What’s more, the team of attorneys for the Dixmoor Five investigated W.R. At the time of the offense, he was a recent parolee living within one mile of where Cateresa’s body was found.
And there’s more. We spoke to a former “girlfriend” of W.R. This woman “dated” W.R. when he was an adult but she was a 13-year-old. She told us harrowing stories of being raped and beaten near to death by W.R. This woman described one instance where she hid in the trunk of a car in an attempt to escape W.R. When she later opened the emergency latch to get out of the trunk, W.R. was waiting with a crowbar, which he swung at her head. She blocked the blows and survived, but was hospitalized with a broken arm and a concussion. This courageous woman put all of this information in a signed affidavit, which was turned over to the Cook County State’s Attorney’s Office.
Later, we learned that a County State’s Attorney investigator met with the woman. He took her to the remote area where Cateresa Matthews body was found. This woman told the investigator that W.R. used to take her to that exact spot two decades earlier to rape her. In the criminal justice world, that is what we call a modus operandi, and it is admissible evidence in a criminal case.
So, let’s review. We have semen in a rape kit of a 14-year-old murder victim that matched to a recently paroled convicted rapist who lived one mile from the crime scene. We have a signed and notarized statement from a woman who said when she was just about Cateresa Matthews age, this same man would repeatedly beat and rape her. On top of that, the rapes often occurred at the exact same remote locale that Cateresa’s body was found.

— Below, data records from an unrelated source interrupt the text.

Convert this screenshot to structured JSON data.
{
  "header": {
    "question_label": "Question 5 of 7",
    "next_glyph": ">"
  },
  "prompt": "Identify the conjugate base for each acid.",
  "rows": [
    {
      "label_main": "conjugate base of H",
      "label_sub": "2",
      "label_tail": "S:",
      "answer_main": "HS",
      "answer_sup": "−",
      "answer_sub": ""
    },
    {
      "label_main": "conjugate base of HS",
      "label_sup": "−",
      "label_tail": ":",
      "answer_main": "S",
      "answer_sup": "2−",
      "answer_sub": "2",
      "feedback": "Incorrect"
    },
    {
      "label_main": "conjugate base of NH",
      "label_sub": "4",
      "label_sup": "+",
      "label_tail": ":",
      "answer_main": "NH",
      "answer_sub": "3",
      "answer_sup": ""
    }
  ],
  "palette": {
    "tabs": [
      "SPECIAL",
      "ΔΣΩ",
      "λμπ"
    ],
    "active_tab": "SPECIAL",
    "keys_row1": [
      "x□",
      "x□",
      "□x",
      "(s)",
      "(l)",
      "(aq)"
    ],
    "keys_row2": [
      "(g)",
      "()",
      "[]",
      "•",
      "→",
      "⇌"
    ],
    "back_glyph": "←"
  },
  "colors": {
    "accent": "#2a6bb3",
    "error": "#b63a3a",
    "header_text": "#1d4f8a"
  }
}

DNA, opportunity, and modus operandi. I’ve been doing this work for more than a decade: I’ve seen lots of good convictions based on a lot less.
And all that was uncovered years before Sheriff Dart announced his re-investigation. Certainly, if Sheriff Dart was interested in more than a press conference but a real re-investigation, his team of experienced investigators must have been able to uncover more evidence over the next two years. Right? Right?
Sheriff Dart: It seems like your investigation is stalled. If you are listening, I’m here to help. If you need some information, give me a call. I’m happy to share any information we can to help you “solve” this case.